Lewis and Clark Public Health officials are encouraging voters to not wait until Tuesday evening to vote in hopes of avoiding a large crowd at the City-County Building, the lone location for in-person voting in the county.
"We’d like to stress that community members don’t have to wait until Election Day to vote – they can vote in person before Tuesday at the Elections Office," Lewis and Clark Public Health spokesman Damian Boudreau said in an email. "If they do vote on Election Day, they should expect long lines, so people should watch physical distancing and also wear masks. We encourage voters to do the drive through drop-off option. Finally, we would like people to follow the election staff instructions (be kind, they are volunteers)."

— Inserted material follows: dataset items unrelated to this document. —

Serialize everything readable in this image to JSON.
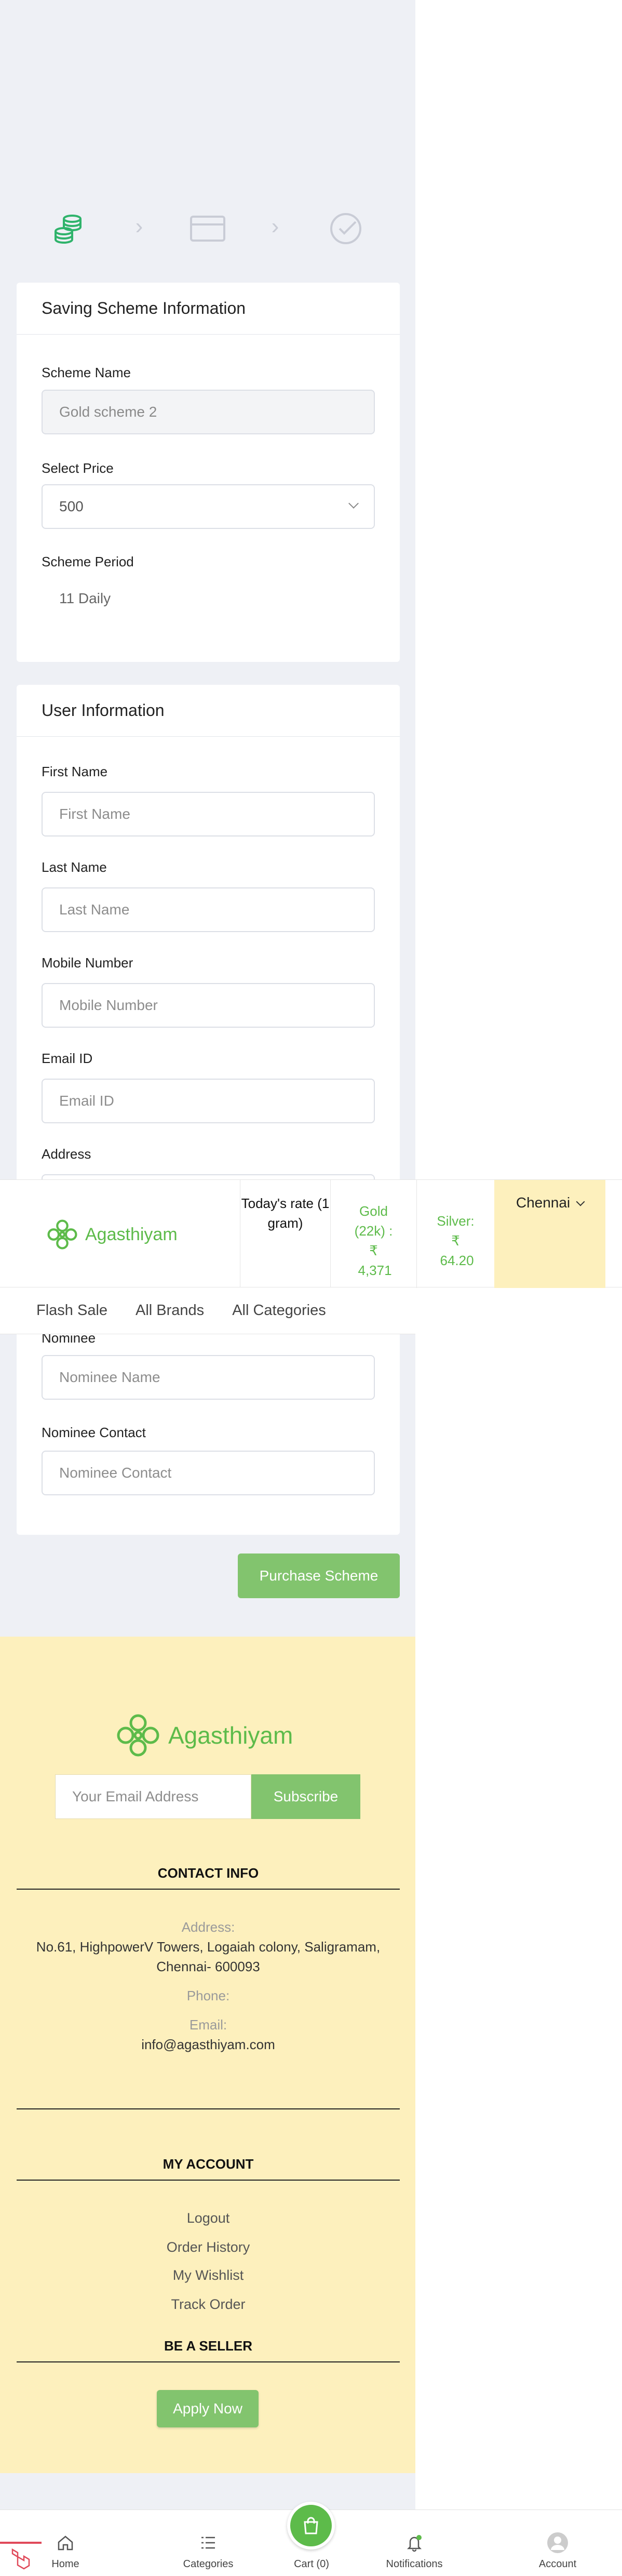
{
  "brand": {
    "name": "Agasthiyam",
    "accent": "#5dbb4a",
    "button_green": "#82c46e",
    "footer_bg": "#fdf0bd"
  },
  "stepper": {
    "steps": [
      "coins-icon",
      "card-icon",
      "check-circle-icon"
    ]
  },
  "scheme_card": {
    "title": "Saving Scheme Information",
    "scheme_name_label": "Scheme Name",
    "scheme_name_value": "Gold scheme 2",
    "select_price_label": "Select Price",
    "select_price_value": "500",
    "scheme_period_label": "Scheme Period",
    "scheme_period_value": "11 Daily"
  },
  "user_card": {
    "title": "User Information",
    "first_name_label": "First Name",
    "first_name_placeholder": "First Name",
    "last_name_label": "Last Name",
    "last_name_placeholder": "Last Name",
    "mobile_label": "Mobile Number",
    "mobile_placeholder": "Mobile Number",
    "email_label": "Email ID",
    "email_placeholder": "Email ID",
    "address_label": "Address",
    "nominee_label": "Nominee",
    "nominee_placeholder": "Nominee Name",
    "nominee_contact_label": "Nominee Contact",
    "nominee_contact_placeholder": "Nominee Contact"
  },
  "purchase_button": "Purchase Scheme",
  "header": {
    "rate_title": "Today's rate (1 gram)",
    "gold_label": "Gold (22k) :",
    "gold_value": "₹ 4,371",
    "silver_label": "Silver:",
    "silver_value": "₹ 64.20",
    "city": "Chennai"
  },
  "nav": {
    "items": [
      "Flash Sale",
      "All Brands",
      "All Categories"
    ]
  },
  "footer": {
    "email_placeholder": "Your Email Address",
    "subscribe": "Subscribe",
    "contact_heading": "CONTACT INFO",
    "address_label": "Address:",
    "address_value": "No.61, HighpowerV Towers, Logaiah colony, Saligramam, Chennai- 600093",
    "phone_label": "Phone:",
    "email_label": "Email:",
    "email_value": "info@agasthiyam.com",
    "account_heading": "MY ACCOUNT",
    "account_links": [
      "Logout",
      "Order History",
      "My Wishlist",
      "Track Order"
    ],
    "seller_heading": "BE A SELLER",
    "apply_now": "Apply Now"
  },
  "tabbar": {
    "home": "Home",
    "categories": "Categories",
    "cart": "Cart (0)",
    "notifications": "Notifications",
    "account": "Account"
  }
}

Election judges will begin opening returned mail ballots at 8 a.m. on Monday. Those votes will be tabulated, but the first batch of results will not be released until 8 p.m. Tuesday.
McCue said she expects results from the "vast majority of votes" will be released during that 8 p.m. upload to the secretary of state's website. She also said the department is planning to release one update between 11 p.m. and midnight election night and another at some point early Wednesday.
The county elections department has implemented some Election Day changes it hopes will alleviate headaches at the poll.
Since Montana began allowing same-day voter registration, McCue said the number of Election Day registrants has increased in each presidential election. In 2016, Lewis and Clark County had 690 voters register on Election Day, and McCue said that line "was over an hour long."
"Since then, we have been looking for ways to reduce this wait time," McCue said in the email. "We came up with a good plan that doubles the amount of form processing tables and implements a new check-in system."
Because of the extended deadline for normal registration this year and the changes implemented locally, McCue expects the number of late registrants will be down from previous elections.
One group of voters officials are concerned about, however, are those who were mailed a ballot in early October but want to vote in-person.
McCue encouraged those voters to either use the drive-thru drop-off sites or at least bring the ballots mailed to them to the elections department.
"We are finding that a lot of people don’t realize that the ballots issued by mail or in person are exactly the same," McCue said. "They’ll save themselves and everyone else time by using the ballot that was already issued to them."
She said it is difficult to predict wait times on Election Day "with so many unknown factors," but that voters should "be prepared for at least on hour long wait on Election Day."